しかし、敷地はさらに細長く続きます。向こうにもまだ、独立した蔵が建っている!

あの蔵は、外にあるので「外蔵」。

 

細長い庭と外蔵と、さらに続く庭を抜けて、ようやく敷地の外へ。そこで振り返ったところ

内蔵含めた家屋の構造、敷地の細長さ、いろいろなものにビックリしました。

 

横手市のサイトに、増田の内蔵の構造に着いて解説されています。

今見た家は、この一番上のパターンに当たります(次に見た山吉肥料店も同様)。

 

増田は、昔から物流の盛んな場所で、明治時代以降、養蚕や鉱山などで発展した商業の町。

内蔵があるのはほとんど商家だそうです。

が、繁栄して家を建てても表向きは質素。

内蔵、庭など、人に見せない場所にこだわって、お金をかけてあるのが特徴的だそうです。

見栄っ張りじゃないのね。

 

人が多く働いた商家の中で、内蔵だけは家族以外の立ち入りが制限されたプライベート空間として存在したとのこと。

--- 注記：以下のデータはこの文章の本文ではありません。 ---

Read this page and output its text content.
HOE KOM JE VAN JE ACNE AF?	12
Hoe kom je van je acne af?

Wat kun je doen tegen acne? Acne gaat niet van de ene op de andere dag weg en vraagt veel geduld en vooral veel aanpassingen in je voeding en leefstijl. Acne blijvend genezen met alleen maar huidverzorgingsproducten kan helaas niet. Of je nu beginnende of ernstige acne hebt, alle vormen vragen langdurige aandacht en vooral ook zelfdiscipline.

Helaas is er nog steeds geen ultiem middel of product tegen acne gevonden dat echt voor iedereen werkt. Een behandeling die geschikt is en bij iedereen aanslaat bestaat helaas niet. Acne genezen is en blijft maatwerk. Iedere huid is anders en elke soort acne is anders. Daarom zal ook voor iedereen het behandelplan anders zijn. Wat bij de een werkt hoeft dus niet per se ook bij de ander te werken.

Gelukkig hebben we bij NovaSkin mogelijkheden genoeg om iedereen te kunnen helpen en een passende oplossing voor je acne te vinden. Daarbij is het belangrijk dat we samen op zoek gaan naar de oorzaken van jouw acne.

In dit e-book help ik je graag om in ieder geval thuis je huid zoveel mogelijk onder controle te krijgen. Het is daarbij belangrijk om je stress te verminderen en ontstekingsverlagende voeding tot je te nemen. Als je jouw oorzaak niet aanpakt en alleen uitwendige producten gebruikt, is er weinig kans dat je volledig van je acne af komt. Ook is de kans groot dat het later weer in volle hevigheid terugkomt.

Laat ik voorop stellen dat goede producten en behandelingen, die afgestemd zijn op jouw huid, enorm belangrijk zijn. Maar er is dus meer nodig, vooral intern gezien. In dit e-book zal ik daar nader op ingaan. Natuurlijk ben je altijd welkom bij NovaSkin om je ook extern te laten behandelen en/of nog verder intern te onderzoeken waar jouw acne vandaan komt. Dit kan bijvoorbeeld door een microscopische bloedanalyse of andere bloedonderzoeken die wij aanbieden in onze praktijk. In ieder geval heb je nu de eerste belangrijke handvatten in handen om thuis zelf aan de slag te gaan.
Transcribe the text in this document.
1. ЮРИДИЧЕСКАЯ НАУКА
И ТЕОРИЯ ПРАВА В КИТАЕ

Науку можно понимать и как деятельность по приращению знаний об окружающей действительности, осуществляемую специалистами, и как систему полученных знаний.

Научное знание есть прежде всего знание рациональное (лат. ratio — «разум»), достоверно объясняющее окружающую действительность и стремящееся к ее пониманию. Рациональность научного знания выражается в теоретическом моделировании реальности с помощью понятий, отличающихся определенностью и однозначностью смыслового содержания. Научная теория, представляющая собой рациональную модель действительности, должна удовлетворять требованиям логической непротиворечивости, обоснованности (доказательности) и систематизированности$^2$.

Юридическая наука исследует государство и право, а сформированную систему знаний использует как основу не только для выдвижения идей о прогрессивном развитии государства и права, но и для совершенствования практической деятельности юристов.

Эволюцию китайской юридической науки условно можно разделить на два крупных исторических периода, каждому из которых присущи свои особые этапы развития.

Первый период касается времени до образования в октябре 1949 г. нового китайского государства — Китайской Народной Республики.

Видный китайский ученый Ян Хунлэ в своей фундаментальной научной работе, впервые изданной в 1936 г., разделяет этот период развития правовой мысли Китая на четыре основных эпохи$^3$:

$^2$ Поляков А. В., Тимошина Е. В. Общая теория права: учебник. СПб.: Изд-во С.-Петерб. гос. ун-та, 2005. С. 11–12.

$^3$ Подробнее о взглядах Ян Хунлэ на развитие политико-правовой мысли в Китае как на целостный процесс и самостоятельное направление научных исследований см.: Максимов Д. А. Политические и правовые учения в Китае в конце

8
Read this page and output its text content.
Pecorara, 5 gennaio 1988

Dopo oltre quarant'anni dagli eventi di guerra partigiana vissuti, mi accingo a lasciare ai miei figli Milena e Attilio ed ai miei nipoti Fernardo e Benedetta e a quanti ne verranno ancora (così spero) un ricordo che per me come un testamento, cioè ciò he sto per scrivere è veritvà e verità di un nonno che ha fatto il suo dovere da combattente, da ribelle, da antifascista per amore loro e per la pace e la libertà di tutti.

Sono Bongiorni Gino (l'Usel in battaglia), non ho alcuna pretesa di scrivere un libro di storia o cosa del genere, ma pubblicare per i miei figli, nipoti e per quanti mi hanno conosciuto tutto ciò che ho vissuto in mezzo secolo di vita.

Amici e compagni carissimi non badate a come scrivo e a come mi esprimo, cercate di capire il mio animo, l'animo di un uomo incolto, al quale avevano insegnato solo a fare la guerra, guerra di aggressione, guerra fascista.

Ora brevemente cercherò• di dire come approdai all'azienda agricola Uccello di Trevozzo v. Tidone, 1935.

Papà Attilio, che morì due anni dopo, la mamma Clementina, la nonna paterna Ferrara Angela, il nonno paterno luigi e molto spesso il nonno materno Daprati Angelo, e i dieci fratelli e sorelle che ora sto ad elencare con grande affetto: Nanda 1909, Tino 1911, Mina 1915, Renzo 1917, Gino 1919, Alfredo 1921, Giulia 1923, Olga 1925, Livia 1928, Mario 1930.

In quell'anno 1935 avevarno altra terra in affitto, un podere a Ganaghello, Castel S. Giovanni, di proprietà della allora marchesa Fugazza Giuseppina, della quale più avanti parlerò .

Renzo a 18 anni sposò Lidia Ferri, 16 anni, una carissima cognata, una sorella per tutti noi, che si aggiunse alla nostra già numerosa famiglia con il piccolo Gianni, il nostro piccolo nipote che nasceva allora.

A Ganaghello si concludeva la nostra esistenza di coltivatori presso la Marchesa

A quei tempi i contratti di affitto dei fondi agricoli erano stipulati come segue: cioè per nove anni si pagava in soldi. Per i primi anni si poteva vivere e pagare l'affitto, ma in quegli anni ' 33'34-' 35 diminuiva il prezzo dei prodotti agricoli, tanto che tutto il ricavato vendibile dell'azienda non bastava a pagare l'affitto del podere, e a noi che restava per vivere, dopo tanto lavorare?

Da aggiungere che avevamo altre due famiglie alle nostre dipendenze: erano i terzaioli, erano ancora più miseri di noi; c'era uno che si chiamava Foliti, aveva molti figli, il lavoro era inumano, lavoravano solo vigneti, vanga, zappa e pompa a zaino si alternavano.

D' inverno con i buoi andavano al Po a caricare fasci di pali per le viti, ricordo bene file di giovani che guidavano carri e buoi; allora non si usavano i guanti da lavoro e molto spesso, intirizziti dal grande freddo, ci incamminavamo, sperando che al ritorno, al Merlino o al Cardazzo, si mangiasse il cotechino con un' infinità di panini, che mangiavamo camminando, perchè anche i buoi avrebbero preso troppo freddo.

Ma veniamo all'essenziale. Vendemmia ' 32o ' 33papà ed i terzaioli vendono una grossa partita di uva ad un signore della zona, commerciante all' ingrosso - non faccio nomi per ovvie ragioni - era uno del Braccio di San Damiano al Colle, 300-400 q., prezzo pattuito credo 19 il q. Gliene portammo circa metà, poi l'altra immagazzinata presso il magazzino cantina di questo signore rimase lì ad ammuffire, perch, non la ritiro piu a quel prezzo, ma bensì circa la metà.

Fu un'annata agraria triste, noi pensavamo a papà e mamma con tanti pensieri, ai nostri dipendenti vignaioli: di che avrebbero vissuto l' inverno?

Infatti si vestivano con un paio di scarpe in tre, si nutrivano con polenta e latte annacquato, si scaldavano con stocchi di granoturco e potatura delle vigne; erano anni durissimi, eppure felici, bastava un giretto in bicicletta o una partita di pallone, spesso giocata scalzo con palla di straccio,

外の人に見せるものではないので、世の中にはほとんど知られていなかったそうです。

 

そのうち生活が近代化し、あまり使われなくなり、かえってお荷物となってきた内蔵。

そこに光が当たり、保存活動が起こり、人々に知られるようになってきたのは、まだ20年ほど前のこと。

 

 

 

町並の家々は、外見だけの所、無料開放している所、有料の所、いろいろです。

何となくもう1軒、ということで、見せていただいたのは、山吉肥料店(有料)。

入口には、吉永小百合さんがここを訪れた時に、ご主人と撮った写真が飾ってありました。

 

この家を見学することにしたのは、たまたま何となく、だったのですが。

入ってみて知った、このお宅は増田で唯一、今でも当主がそのまま、住みながら公開している家でした。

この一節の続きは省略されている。